Par le seul souvenir de son Nom (Gaṅgā), l’homme est délivré de crores de grands péchés et parvient au séjour de Brahmā ; il n’y a là aucun doute.

Verse 148

गङ्गा गङ्गेति यन्नाम सकृदप्युच्यते यदा । तदैव पापनिमुक्तो ब्रह्मलोके महीयते ॥ ४८ ॥

Lorsque le Nom « Gaṅgā, Gaṅgā » est prononcé ne fût-ce qu’une seule fois, à l’instant même on est délivré du péché et honoré dans le monde de Brahmā.

Verse 149

इति श्रीबृहन्नारदीयपुराणे पूर्वभागे प्रथमपादे गङ्गा माहात्म्ये नवमोऽध्यायः ॥ ९ ॥

Ainsi s’achève le neuvième chapitre, « La Grandeur de la Gaṅgā », dans le premier Pāda du Pūrva-bhāga du saint Bṛhan-Nāradīya Purāṇa.

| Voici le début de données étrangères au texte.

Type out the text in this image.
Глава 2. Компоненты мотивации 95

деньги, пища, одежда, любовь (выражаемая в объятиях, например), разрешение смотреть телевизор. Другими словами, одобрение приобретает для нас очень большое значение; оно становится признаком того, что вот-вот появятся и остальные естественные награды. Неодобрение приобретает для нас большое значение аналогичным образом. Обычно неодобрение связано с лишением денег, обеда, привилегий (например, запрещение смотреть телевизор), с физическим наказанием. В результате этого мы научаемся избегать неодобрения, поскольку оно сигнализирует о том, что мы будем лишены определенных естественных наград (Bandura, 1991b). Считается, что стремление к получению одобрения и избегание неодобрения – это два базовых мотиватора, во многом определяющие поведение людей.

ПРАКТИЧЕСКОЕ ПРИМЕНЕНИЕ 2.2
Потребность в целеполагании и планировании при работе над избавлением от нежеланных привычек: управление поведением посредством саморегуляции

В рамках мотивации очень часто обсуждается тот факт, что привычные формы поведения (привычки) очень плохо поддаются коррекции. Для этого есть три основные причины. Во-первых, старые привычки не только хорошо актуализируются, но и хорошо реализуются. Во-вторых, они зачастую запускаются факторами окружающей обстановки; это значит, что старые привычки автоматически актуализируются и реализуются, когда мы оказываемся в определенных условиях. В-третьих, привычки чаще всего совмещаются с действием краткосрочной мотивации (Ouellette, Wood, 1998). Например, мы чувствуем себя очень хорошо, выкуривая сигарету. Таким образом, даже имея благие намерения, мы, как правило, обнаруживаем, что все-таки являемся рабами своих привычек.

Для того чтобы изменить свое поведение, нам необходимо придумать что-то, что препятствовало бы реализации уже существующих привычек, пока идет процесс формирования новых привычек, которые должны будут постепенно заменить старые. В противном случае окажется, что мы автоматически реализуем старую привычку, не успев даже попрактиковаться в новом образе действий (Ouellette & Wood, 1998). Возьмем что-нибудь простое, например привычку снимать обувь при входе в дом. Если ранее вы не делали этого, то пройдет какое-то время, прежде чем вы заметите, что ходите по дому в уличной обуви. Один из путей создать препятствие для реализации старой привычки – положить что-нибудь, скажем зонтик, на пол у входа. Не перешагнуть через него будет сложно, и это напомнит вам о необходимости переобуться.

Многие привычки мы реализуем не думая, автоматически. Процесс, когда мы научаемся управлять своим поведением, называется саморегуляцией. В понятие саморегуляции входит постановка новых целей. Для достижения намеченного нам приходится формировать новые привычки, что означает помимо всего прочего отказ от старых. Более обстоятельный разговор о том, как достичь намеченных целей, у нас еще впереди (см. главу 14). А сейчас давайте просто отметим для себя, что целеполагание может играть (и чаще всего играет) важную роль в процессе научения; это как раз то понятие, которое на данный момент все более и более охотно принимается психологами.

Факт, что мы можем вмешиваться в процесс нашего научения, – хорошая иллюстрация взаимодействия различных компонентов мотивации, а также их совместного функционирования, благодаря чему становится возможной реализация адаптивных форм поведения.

Frequently Asked Questions

Gaṅgā-jala functions as a śāstric prāyaścitta and a bhakti-saturated purifier: even a mustard-seed-sized drop (with tulasī) reverses rākṣasa/piśāca identity, exhausts accumulated pāpa, and reorients the redeemed toward Hari. The narrative frames Gaṅgā not merely as a river but as a salvific medium that operationalizes mokṣa-dharma.

Guru-apacāra is presented as a root cause of spiritual and social collapse: it precipitates demonic rebirth (brahmarākṣasa state), destroys learning and prosperity, and distorts discernment. Conversely, guru-sevā and restraint of anger are shown as stabilizing forces that preserve dharma and enable purification.

The king’s restoration culminates in Vārāṇasī and Gaṅgā practice: bathing, remembrance/praise of Viṣṇu, and darśana of Sadāśiva are treated as convergent liberative acts. The text thus aligns tīrtha-yātrā with bhakti and inner purification as a complete mokṣa-dharma pathway.